Vignette #2: Hemophagocytic Lymphohistiocytosis (HLH)
A 15-year-old healthy male born in Nepal presented with progressive abnormal gait, unilateral tinnitus, paresthesia and pain of the right lower extremity, and difficulty urinating. MRI demonstrated multifocal hemorrhagic lesions in the cerebral white matter, brainstem, and cerebellum with mild pontine swelling. After undergoing negative hematology and infectious workup, he started a course of high-dose steroids given concern for a demyelinating process.
While hospitalized, he experienced a sudden hemorrhagic right pontine stroke. Workup revealed significantly decreased NK cell function, which, along with unexplained fevers, prompted workup for central nervous system (CNS) HLH. Subsequent testing showed absent perforin, and a genetic HLH panel revealed both a heterozygous pathologic variant and a heterozygous VUS in the PRF1 gene.
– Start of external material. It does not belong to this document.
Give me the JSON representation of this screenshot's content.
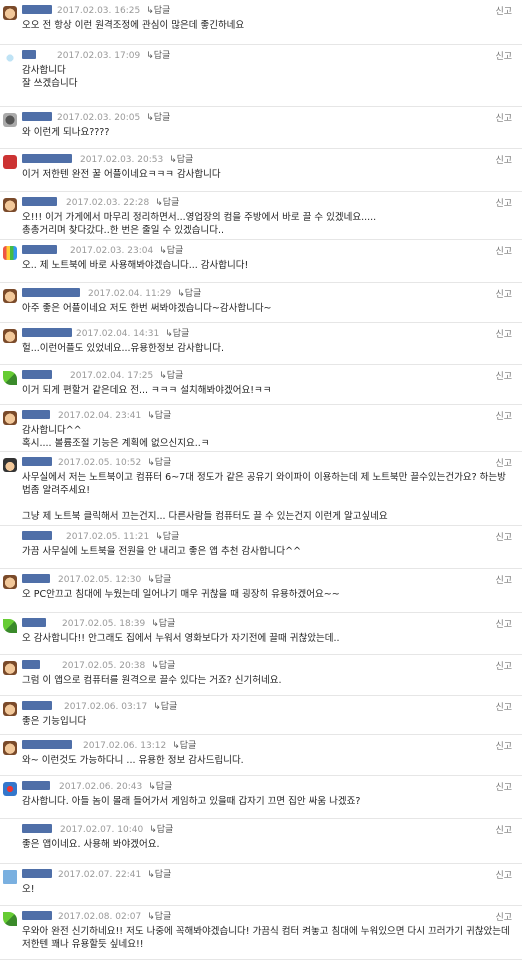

This exact heterozygous compound variant has been described in a case report of immunocompromised patients in India and is thought to be pathogenic based on in silico predictors7,8.
Familial testing revealed the same pathogenic variant in the father, who is a presumed HLH carrier due to negative clinical history. The patient was diagnosed with familial CNS HLH, given the presence of a pathogenic variant and the aforementioned VUS in conjunction with clinical and laboratory findings of HLH. This patient ultimately recovered with a haploidentical hematopoietic stem cell transplant.